Not one textbook includes a word about how the United States helped the Christians in
Lebanon fix the 1957 parliamentary election in that then tenuously balanced country. The
next year, denied a fair share of power by electoral means, the Muslims took to armed
combat, and President Eisenhower sent in the marines on the Christians' behalf Five books
discuss that 1958 intervention. Land of Promise offers the fullest treatment;

Next, chaos broke out in Lebanon, and the Lebanese President, Camille Chamoun, fearing a
leftist coup, asked for American help. Although reluctant to interfere, in July 1958
Eisenhower sent 15,000 United States marines into Lebanon. Order was soon restored, and
the marines were withdrawn.

This is standard textbook rhetoric: chaos seems always to be breaking out or about to
break out. Other than communism, “chaos” is what textbooks usually offer to explain the
actions of the other side. Communism offers no real explanation either. Kwitny points
out that the United States has often behaved so badly in the Third World that some
governments and independence movements saw no alternative but to turn to the USSR.23 Since textbook authors are unwilling to criticize the U.S. government, they present
opponents ofthe United States that are not intelligible. Only by disclosing our actions
can textbooks provide readers with rational accounts of our adversaries.

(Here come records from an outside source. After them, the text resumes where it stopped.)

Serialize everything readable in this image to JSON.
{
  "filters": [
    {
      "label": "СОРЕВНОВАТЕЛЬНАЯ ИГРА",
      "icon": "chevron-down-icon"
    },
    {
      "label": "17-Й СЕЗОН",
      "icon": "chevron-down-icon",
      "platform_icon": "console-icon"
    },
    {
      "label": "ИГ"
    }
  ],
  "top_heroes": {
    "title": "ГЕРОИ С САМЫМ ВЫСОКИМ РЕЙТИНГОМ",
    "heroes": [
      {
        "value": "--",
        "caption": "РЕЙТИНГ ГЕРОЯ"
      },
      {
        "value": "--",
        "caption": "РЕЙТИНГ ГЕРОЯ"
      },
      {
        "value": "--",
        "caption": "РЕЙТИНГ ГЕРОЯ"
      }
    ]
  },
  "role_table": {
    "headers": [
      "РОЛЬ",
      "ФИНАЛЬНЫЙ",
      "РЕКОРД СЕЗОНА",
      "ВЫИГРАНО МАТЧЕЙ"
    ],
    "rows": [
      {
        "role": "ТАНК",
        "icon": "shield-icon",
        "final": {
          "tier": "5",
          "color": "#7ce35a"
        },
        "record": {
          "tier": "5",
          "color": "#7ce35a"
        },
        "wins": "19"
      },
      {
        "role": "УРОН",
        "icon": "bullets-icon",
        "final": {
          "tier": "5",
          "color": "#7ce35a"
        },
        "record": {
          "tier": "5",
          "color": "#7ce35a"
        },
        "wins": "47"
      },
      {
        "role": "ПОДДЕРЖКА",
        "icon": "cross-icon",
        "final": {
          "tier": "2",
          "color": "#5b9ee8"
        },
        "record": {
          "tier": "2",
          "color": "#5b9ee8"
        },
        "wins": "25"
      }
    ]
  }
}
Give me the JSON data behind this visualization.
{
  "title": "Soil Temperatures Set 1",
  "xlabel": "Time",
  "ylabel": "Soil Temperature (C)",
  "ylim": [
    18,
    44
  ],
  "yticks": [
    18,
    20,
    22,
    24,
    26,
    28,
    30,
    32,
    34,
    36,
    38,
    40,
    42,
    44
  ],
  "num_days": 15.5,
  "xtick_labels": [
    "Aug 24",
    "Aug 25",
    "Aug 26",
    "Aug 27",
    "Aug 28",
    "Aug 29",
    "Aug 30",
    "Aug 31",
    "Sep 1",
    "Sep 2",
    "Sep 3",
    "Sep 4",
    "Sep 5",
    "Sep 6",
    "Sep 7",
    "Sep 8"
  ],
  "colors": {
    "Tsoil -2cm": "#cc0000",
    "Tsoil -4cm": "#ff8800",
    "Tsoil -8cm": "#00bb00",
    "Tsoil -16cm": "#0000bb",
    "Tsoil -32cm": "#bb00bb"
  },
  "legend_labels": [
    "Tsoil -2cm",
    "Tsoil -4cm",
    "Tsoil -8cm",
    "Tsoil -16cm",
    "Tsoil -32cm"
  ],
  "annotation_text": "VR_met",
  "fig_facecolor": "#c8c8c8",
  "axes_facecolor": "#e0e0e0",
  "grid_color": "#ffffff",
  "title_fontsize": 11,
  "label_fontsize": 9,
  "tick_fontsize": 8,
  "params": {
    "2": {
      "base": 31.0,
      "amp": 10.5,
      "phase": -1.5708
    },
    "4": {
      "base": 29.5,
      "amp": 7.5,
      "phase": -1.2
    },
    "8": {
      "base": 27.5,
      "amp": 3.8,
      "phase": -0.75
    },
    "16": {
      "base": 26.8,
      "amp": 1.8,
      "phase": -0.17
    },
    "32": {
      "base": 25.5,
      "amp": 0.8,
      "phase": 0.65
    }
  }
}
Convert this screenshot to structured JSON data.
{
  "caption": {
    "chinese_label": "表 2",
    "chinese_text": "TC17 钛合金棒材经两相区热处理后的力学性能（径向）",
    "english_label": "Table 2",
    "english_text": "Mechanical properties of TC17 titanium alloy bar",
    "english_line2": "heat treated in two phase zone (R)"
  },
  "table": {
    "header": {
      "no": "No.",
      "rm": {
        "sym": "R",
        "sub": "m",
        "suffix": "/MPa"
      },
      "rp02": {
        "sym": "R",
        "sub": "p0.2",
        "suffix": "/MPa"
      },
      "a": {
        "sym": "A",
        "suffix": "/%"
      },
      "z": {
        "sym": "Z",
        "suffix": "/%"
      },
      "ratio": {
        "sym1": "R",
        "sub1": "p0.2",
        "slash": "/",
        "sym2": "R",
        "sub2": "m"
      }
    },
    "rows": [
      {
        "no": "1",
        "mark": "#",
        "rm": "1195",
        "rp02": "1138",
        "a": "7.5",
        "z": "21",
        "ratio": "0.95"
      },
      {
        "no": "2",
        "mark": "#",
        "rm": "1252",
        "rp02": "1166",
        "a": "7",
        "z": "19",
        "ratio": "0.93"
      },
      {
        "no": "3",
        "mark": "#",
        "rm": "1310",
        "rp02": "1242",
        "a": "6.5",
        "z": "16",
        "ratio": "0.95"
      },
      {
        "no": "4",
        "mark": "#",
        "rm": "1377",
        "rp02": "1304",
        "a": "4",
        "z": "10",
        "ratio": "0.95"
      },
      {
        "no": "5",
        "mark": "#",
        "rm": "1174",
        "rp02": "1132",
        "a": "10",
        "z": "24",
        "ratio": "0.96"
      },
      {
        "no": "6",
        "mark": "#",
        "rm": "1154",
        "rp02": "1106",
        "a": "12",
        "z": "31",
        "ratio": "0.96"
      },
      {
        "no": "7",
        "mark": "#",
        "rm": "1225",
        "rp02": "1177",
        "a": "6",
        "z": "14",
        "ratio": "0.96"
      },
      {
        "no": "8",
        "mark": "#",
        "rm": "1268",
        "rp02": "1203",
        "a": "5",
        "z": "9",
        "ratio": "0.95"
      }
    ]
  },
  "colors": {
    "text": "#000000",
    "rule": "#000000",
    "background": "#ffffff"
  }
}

Promise goes on to tell the happy results of our intervention: “Although there was no immediate
Communist threat to Lebanon, Eisenhower demonstrated that the United States could react
quickly. As a result, tensions in the region receded.” In reality, the civil war in
Lebanon lasted until the 1980s, with mounting destruction in Beirut and throughout the nation. In 1983 a whole lot of chaos
broke out, so President Reagan sent in our marines again. A truck bomb then killed more
than two hundred marines in their barracks, and three textbooks treat that intervention.
Two of them say nothing about our involvement in either 1957 or 1958, and the remaining
textbook, The American Pageant. tells of Eisenhower's 1958 intervention in even rosier terms than Land of Promise. So not one of twelve textbooks offers students anything of substance about the continuity
of conflict in Lebanon or our role in causing it.